Also, this means handling of a round-trip cycle cannot be hardcoded into a single function/method or into a single path of execution (a single thread). Using things like UNWIND-PROTECT makes the path of execution static; "when thread ends close the stream" (but we, well I, don't want this!).
The goal of the current development obviously is to make Hunchentoot more flexible and at the same time to give its users more rope to hang themselves. In the end, it will still be a web server, though, with an eye on simplicity and backwards compatibility, it won't become an all singing and dancing General Problem Solver. I hope you won't be disappointed.
Yeah, I don't think I'll be disappointed but it would be great not having to write huge parts from scratch like mentioned above even though it would actually be possible to do so.
If things are split up and work more on their own not depending on different context bits (global variables, let-bindings etc.) at the same time this will enable code-bits to be shared between multiple server backends, modules or connection-managers, I think/hope.
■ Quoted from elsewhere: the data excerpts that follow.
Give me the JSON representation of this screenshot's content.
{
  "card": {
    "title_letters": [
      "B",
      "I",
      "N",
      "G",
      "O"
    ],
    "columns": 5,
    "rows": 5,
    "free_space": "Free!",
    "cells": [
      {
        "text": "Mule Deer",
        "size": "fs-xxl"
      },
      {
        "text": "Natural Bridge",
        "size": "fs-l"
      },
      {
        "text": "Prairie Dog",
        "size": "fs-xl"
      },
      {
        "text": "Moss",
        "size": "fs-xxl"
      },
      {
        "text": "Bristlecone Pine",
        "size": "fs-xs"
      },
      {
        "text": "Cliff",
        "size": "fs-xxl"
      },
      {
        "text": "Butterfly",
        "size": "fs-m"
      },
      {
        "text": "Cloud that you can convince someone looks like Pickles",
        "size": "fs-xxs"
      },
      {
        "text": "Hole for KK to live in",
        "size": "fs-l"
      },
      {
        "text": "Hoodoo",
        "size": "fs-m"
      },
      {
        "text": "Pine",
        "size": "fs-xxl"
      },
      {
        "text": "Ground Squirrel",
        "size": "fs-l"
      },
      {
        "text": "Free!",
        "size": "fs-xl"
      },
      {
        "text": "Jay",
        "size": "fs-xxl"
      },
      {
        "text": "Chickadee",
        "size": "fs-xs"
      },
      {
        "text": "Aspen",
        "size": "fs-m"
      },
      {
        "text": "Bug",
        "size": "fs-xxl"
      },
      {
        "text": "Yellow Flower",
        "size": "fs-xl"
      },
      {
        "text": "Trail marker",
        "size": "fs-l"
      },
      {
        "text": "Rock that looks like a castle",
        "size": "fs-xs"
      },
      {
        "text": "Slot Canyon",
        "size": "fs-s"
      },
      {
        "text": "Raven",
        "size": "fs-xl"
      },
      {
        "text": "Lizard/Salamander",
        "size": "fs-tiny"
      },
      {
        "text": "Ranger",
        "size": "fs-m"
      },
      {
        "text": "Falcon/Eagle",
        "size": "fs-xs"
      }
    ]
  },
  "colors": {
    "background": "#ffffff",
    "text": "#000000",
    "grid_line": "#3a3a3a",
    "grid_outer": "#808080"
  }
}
(Just out of curiosity, are there general purpose web servers out there where one single request is not handled within one thread/process? I'm aware that Apache for example has a pretty sophisticated model of providing different ways of hooking into the request handling architecture. Still, I think, the thread that accepts the request will always be the one which is in charge of sending the reply and cleaning up, or am I wrong?)
The thread cannot wait around for the server to have anything to send as a response; it will not scale in any Lisp I know of.